Data is all around us, and the Internet gives us access to all kinds of public data sets, just waiting to be analyzed. While reliability of data found on the Internet can be challenging, there are a variety of organizations that are reputable for locating good sources of data. These data sets can then be downloaded, imported into Excel, and manipulated until they are displaying just the information that you want to see. The process of deleting columns of unwanted data, creating consistency of format of data within each category, and eliminating dramatic outliers is referred to as Data Cleaning.
Below I explore four datasets and the questions that I might be able to answer through analyzing them.
Cat versus Dog Ownership
It’s the age old question – are cats or dogs more popular as pets? Living in a mixed pet household, I’d love to find the answer! A quick glance over the data reveals that people tend to own more cats than dogs. But how might that change based on region or state? Are cats more popular overall, or do people just tend to have more of them?
This fun dataset was found on the Tableau Resource website, as a sample data set to play around with using that tool. This would likely be an easy place to start.
Online Enrollment Trends
As I worked in online higher education, this data set, which I found within the Digital Learning Compass: Distance Education Report, was interesting because it compared enrollment data from two different years. I was able to retype this data from the report into Excel in two different tabs. It would be great to locate another set of the same data, perhaps from 2018, to be able to compare trends over several different years.

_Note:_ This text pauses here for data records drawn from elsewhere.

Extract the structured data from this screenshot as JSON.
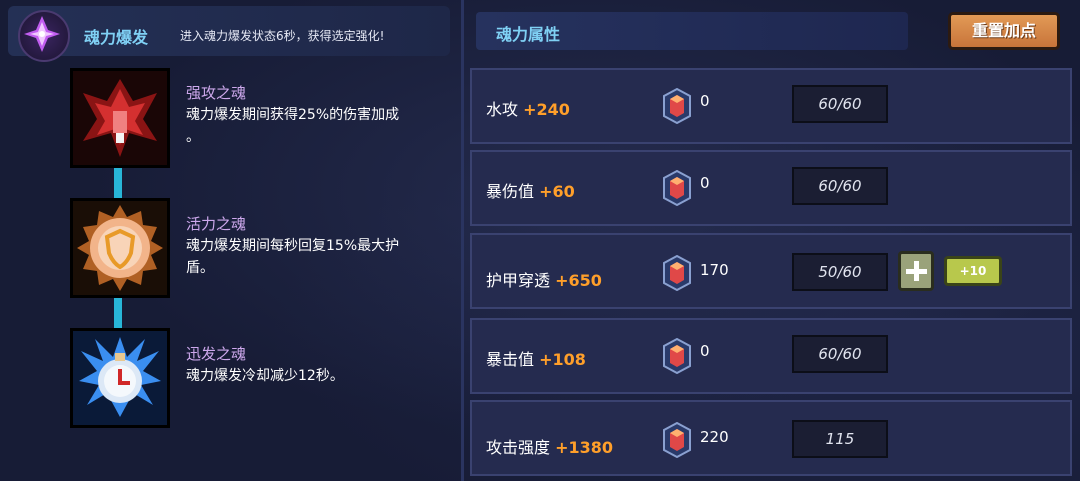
{
  "burst": {
    "icon": "soul-burst-crystal-icon",
    "title": "魂力爆发",
    "description": "进入魂力爆发状态6秒，获得选定强化!"
  },
  "souls": [
    {
      "icon": "red-beast-soul-icon",
      "name": "强攻之魂",
      "desc_line1": "魂力爆发期间获得25%的伤害加成",
      "desc_line2": "。"
    },
    {
      "icon": "orange-shield-soul-icon",
      "name": "活力之魂",
      "desc_line1": "魂力爆发期间每秒回复15%最大护",
      "desc_line2": "盾。"
    },
    {
      "icon": "blue-clock-soul-icon",
      "name": "迅发之魂",
      "desc_line1": "魂力爆发冷却减少12秒。",
      "desc_line2": ""
    }
  ],
  "attributes": {
    "title": "魂力属性",
    "reset_label": "重置加点"
  },
  "stats": [
    {
      "name": "水攻",
      "bonus": "+240",
      "points": "0",
      "cap": "60/60"
    },
    {
      "name": "暴伤值",
      "bonus": "+60",
      "points": "0",
      "cap": "60/60"
    },
    {
      "name": "护甲穿透",
      "bonus": "+650",
      "points": "170",
      "cap": "50/60",
      "plus10": "+10"
    },
    {
      "name": "暴击值",
      "bonus": "+108",
      "points": "0",
      "cap": "60/60"
    },
    {
      "name": "攻击强度",
      "bonus": "+1380",
      "points": "220",
      "cap": "115"
    }
  ],
  "colors": {
    "accent_blue": "#7fd0f4",
    "bonus_orange": "#ff9f2a",
    "soul_name_purple": "#cda8ec",
    "reset_orange": "#d9874a"
  }
}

Questions that might be answered with this data set include
- What are some overall trends we see in enrollment data over that three-year time period?
- Did public, private for-profit, or private non-profit universities see the highest decline (or increase) in online enrollments?

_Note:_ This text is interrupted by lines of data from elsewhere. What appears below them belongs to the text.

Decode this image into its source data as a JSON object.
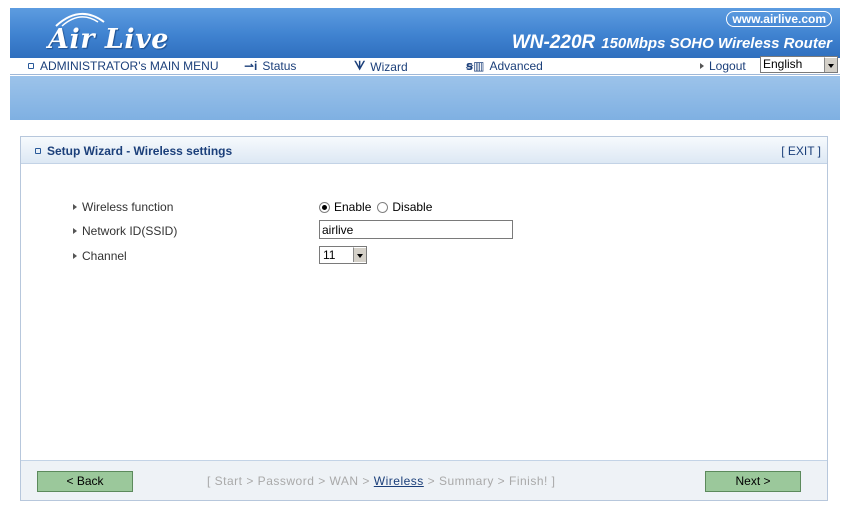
{
  "header": {
    "brand": "Air Live",
    "site_url": "www.airlive.com",
    "model_name": "WN-220R",
    "model_desc": "150Mbps SOHO Wireless Router"
  },
  "menu": {
    "main": "ADMINISTRATOR's MAIN MENU",
    "status": "Status",
    "wizard": "Wizard",
    "advanced": "Advanced",
    "logout": "Logout",
    "language": "English"
  },
  "panel": {
    "title": "Setup Wizard - Wireless settings",
    "exit": "[ EXIT ]"
  },
  "form": {
    "wireless_label": "Wireless function",
    "enable_label": "Enable",
    "disable_label": "Disable",
    "wireless_value": "Enable",
    "ssid_label": "Network ID(SSID)",
    "ssid_value": "airlive",
    "channel_label": "Channel",
    "channel_value": "11"
  },
  "footer": {
    "back": "< Back",
    "next": "Next >",
    "steps_before": "[ Start > Password > WAN > ",
    "steps_current": "Wireless",
    "steps_after": " > Summary > Finish! ]"
  },
  "colors": {
    "header_blue": "#3f82d0",
    "button_green": "#9bc89b",
    "link_blue": "#1b3f7a"
  }
}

- Which states have the highest enrollment of online students?
University Offerings, Enrollment & Completion Data
This 2013 data set was found on the Tableu Resources website and it is enormous – with 1535 entries that span over 41 rows. I spent hours cleaning this data – eliminating unwanted information, simplifying the Doctoral degree information, deleting the extra four digit zip codes which came through on only about half of the entries, and creating consistency in the naming of the Universities. After spending all of that time, I realized that I could have procured a more recent data set from the IPEDS website itself…but this will work for experimental purposes!
This is an incredible resource, and I am happy to have stumbled upon it in my search. While not a data person, this would still be a great place to explore and find different trends in education. This particular data set, which I have simplified, should now be able to answer some basic questions such as:
- The distribution of colleges and universities across the country?

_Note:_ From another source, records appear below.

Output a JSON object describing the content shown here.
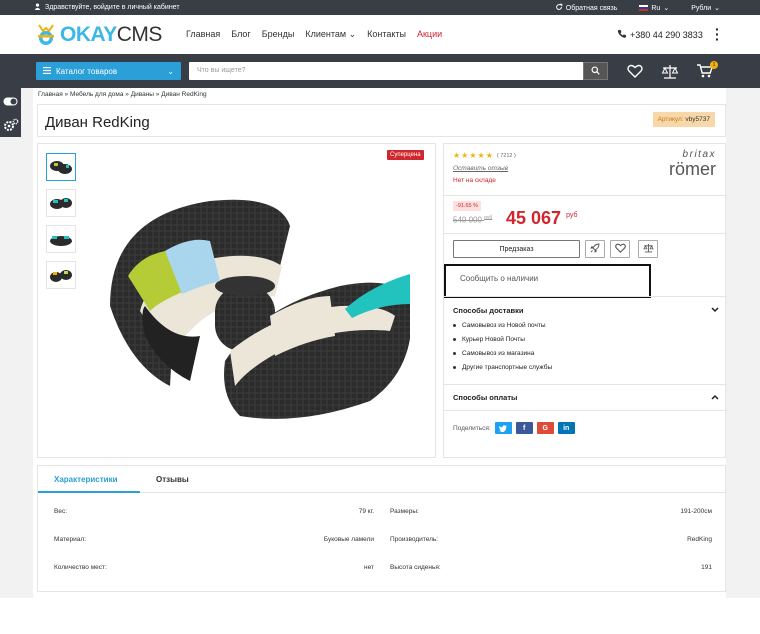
{
  "topbar": {
    "greeting": "Здравствуйте, войдите в личный кабинет",
    "callback": "Обратная связь",
    "language": "Ru",
    "currency": "Рубли"
  },
  "header": {
    "logo_okay": "OKAY",
    "logo_cms": "CMS",
    "nav": [
      "Главная",
      "Блог",
      "Бренды",
      "Клиентам",
      "Контакты",
      "Акции"
    ],
    "phone": "+380 44 290 3833"
  },
  "searchbar": {
    "catalog_label": "Каталог товаров",
    "search_placeholder": "Что вы ищете?",
    "cart_count": "1"
  },
  "breadcrumb": [
    "Главная",
    "Мебель для дома",
    "Диваны",
    "Диван RedKing"
  ],
  "product": {
    "title": "Диван RedKing",
    "sku_label": "Артикул:",
    "sku": "vby5737",
    "badge": "Суперцена",
    "rating_count": "( 7212 )",
    "review_link": "Оставить отзыв",
    "stock": "Нет на складе",
    "brand_top": "britax",
    "brand_bottom": "römer",
    "discount": "-91.65 %",
    "old_price": "540 000",
    "old_currency": "руб",
    "price": "45 067",
    "price_currency": "руб",
    "preorder": "Предзаказ",
    "notify": "Сообщить о наличии",
    "delivery_title": "Способы доставки",
    "delivery": [
      "Самовывоз из Новой почты",
      "Курьер Новой Почты",
      "Самовывоз из магазина",
      "Другие транспортные службы"
    ],
    "payment_title": "Способы оплаты",
    "share_label": "Поделиться:"
  },
  "tabs": {
    "features": "Характеристики",
    "reviews": "Отзывы"
  },
  "specs": [
    {
      "label": "Вес:",
      "value": "79 кг."
    },
    {
      "label": "Размеры:",
      "value": "191-200см"
    },
    {
      "label": "Материал:",
      "value": "Буковые ламели"
    },
    {
      "label": "Производитель:",
      "value": "RedKing"
    },
    {
      "label": "Количество мест:",
      "value": "нет"
    },
    {
      "label": "Высота сиденья:",
      "value": "191"
    }
  ],
  "colors": {
    "accent": "#2a9fd8",
    "dark": "#393e46",
    "sale": "#d0262e",
    "star": "#f2b10e"
  }
}
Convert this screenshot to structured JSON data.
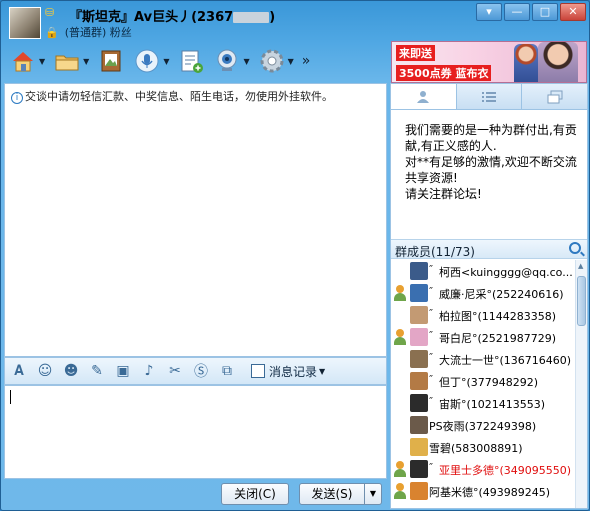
{
  "window": {
    "title_name": "『斯坦克』Av巨头丿(2367",
    "title_suffix": ")",
    "group_type": "(普通群)",
    "group_sub": "粉丝",
    "buttons": {
      "min_tray": "▾",
      "minimize": "—",
      "maximize": "□",
      "close": "✕"
    }
  },
  "banner": {
    "line1": "来即送",
    "line2": "3500点券 蓝布衣"
  },
  "toolbar": {
    "items": [
      {
        "name": "group-home-icon"
      },
      {
        "name": "folder-share-icon"
      },
      {
        "name": "album-icon"
      },
      {
        "name": "voice-chat-icon"
      },
      {
        "name": "group-app-icon"
      },
      {
        "name": "video-icon"
      },
      {
        "name": "settings-icon"
      }
    ],
    "more": "»"
  },
  "chat": {
    "warning": "交谈中请勿轻信汇款、中奖信息、陌生电话，勿使用外挂软件。"
  },
  "format_bar": {
    "history_label": "消息记录"
  },
  "buttons": {
    "close_label": "关闭(C)",
    "send_label": "发送(S)",
    "send_arrow": "▼"
  },
  "right_panel": {
    "announcement": "我们需要的是一种为群付出,有贡献,有正义感的人.\n对**有足够的激情,欢迎不断交流共享资源!\n请关注群论坛!",
    "members_title": "群成员(11/73)",
    "members": [
      {
        "name": "柯西<kuingggg@qq.co...",
        "quote": "″",
        "has_role": false,
        "avatar_color": "#3b5b8a",
        "highlight": false
      },
      {
        "name": "威廉·尼采°(252240616)",
        "quote": "″",
        "has_role": true,
        "avatar_color": "#3a6fb0",
        "highlight": false
      },
      {
        "name": "柏拉图°(1144283358)",
        "quote": "″",
        "has_role": false,
        "avatar_color": "#c39a73",
        "highlight": false
      },
      {
        "name": "哥白尼°(2521987729)",
        "quote": "″",
        "has_role": true,
        "avatar_color": "#e3a6c6",
        "highlight": false
      },
      {
        "name": "大流士一世°(136716460)",
        "quote": "″",
        "has_role": false,
        "avatar_color": "#8a7050",
        "highlight": false
      },
      {
        "name": "但丁°(377948292)",
        "quote": "″",
        "has_role": false,
        "avatar_color": "#b37a45",
        "highlight": false
      },
      {
        "name": "宙斯°(1021413553)",
        "quote": "″",
        "has_role": false,
        "avatar_color": "#2b2b2b",
        "highlight": false
      },
      {
        "name": "PS夜雨(372249398)",
        "quote": "",
        "has_role": false,
        "avatar_color": "#6b5a4a",
        "highlight": false
      },
      {
        "name": "雪碧(583008891)",
        "quote": "",
        "has_role": false,
        "avatar_color": "#e0b04a",
        "highlight": false
      },
      {
        "name": "亚里士多德°(349095550)",
        "quote": "″",
        "has_role": true,
        "avatar_color": "#2b2b2b",
        "highlight": true
      },
      {
        "name": "阿基米德°(493989245)",
        "quote": "",
        "has_role": true,
        "avatar_color": "#d9832f",
        "highlight": false
      }
    ]
  }
}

- Are there specific areas of the country which tend to offer certain kinds of degrees?
- What trends do we see related to completion rates of Bachelor’s degrees – are there any correlations between the completion rate and price? location? type of university?
- What trends do we see concerning women in higher education?
Pew Internet Research Trends
Finally, after much thinking about where I could find interesting data, I remembered one of my favorite places to read about statistics concerning internet, social media, and smartphone usage – the Pew Research Center! After digging around, I was able to download data sets from this fascinating organization. However I had some trouble figuring out how to make sense of the data. I started by typing into Excel the responses to one specific question within one of the trends datasets. I would like to figure out how to bring together data from multiple questions from within each survey, to find trends and correlations between answers.
This particular question asked about Internet use. It broke down the responses by demographics – male and female, age, race, education, and income. This would enable me to answer a few questions – but pulling in more data from this trends reports would be even more interesting. The questions I could answer here are:
- Who spends more time on the Internet – men or women?
- What trends do we see in Internet usage as the income level of the respondent increases?
- Similarly, what happens to the Internet usage when the level of education increases?
I look forward to further explorations of these data sources and these particular data sets, and how I might be able to use them to answer these questions!